Athaclena motioned for him to approach. “Please come here first, Benjamin.”
With typical Pongo exaggeration, Benjamin let out a long-suffering sigh. He leaped branch to branch until he came into view of the three apes and the human girl. Then his jaw dropped and his balancing grip almost slipped. Frustration wrote across his face. He turned to Athaclena, licking his lips, and cleared his throat.

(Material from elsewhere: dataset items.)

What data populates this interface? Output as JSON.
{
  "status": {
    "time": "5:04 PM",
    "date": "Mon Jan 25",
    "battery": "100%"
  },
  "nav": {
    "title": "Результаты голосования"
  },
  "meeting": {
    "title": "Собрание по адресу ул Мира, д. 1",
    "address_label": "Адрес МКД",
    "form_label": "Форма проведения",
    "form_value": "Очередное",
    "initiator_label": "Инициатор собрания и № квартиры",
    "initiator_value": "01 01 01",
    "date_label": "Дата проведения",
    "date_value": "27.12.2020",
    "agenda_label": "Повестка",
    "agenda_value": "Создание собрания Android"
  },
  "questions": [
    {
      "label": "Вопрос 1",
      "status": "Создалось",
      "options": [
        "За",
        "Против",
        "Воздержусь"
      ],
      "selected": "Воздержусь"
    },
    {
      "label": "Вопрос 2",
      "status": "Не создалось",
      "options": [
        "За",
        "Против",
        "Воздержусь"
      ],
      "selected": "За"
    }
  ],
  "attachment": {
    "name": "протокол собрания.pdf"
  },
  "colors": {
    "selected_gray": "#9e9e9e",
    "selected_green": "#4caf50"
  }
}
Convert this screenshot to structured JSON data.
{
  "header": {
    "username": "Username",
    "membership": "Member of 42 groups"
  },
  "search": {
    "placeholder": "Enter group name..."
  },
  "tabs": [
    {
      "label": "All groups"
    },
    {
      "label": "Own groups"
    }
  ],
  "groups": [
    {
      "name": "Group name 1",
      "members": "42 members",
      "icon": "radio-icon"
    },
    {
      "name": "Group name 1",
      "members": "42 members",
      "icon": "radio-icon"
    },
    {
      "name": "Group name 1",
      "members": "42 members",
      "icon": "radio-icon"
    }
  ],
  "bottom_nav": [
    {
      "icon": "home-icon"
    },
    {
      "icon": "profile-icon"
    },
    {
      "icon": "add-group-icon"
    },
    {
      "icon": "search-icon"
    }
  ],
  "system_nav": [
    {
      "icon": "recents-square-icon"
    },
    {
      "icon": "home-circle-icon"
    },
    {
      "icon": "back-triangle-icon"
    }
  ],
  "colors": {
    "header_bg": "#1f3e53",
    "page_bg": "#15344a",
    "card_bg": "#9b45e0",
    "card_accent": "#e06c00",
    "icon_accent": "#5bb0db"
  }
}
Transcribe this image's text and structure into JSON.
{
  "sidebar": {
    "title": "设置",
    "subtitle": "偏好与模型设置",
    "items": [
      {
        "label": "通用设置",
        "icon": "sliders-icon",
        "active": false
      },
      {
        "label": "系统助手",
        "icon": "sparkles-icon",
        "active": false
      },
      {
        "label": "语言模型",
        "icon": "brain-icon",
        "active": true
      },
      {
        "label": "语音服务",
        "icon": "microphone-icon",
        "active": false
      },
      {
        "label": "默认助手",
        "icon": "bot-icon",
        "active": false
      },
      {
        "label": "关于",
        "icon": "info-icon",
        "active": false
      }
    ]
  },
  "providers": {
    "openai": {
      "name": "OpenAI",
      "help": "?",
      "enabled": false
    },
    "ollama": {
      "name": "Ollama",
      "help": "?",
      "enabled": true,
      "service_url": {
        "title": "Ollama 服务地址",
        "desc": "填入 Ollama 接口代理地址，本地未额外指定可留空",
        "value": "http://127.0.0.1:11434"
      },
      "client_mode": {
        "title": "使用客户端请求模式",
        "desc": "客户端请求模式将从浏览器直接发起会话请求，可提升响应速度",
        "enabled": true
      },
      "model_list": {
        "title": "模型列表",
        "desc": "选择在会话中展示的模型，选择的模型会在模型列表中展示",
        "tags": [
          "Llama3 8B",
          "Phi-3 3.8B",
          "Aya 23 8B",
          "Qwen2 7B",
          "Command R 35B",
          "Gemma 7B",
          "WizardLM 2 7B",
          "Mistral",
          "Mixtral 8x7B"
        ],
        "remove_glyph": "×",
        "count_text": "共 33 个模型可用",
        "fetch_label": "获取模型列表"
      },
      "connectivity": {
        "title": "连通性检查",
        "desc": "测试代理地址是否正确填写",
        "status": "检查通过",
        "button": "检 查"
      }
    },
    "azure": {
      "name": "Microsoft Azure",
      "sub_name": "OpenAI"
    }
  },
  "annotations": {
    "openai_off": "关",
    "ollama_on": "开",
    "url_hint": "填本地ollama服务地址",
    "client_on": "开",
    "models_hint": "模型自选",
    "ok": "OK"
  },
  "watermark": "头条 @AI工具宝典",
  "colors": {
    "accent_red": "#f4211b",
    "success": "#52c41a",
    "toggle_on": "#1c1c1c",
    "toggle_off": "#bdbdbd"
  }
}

“Don’t bother,” she told him. “I know you have spent the last twenty minutes trying, in the midst of all this turmoil, to arrange to have the truth hidden. But it was to no avail. I know what has been going on here.”
Benjamin’s mouth clapped shut. Then he shrugged. “So?” he sighed.
To the four on the branch Athaclena asked, “Do you accept my authority?”
“Yeth,” April said. Nita glanced from Athaclena to the human child, then nodded.
“All right, then. Stay where you are until somebody comes for you. Do you understand?”
“Yes’m.” Nita nodded again. Jonny and Cha-Cha merely looked back at her.
Athaclena stood up, finding her balance on the branch, and turned to Benjamin. “Now let us talk to these Uplift specialists of yours. If the gas has not completely incapacitated them, I’ll be interested to hear why they have chosen to violate Galactic Law.”
Benjamin looked defeated. He nodded resignedly.
“Also,” Athaclena told him as she landed on the branch next to him. “You had better catch up with the chims and gorillas you sent away — in order that I would not see them. They should be called back.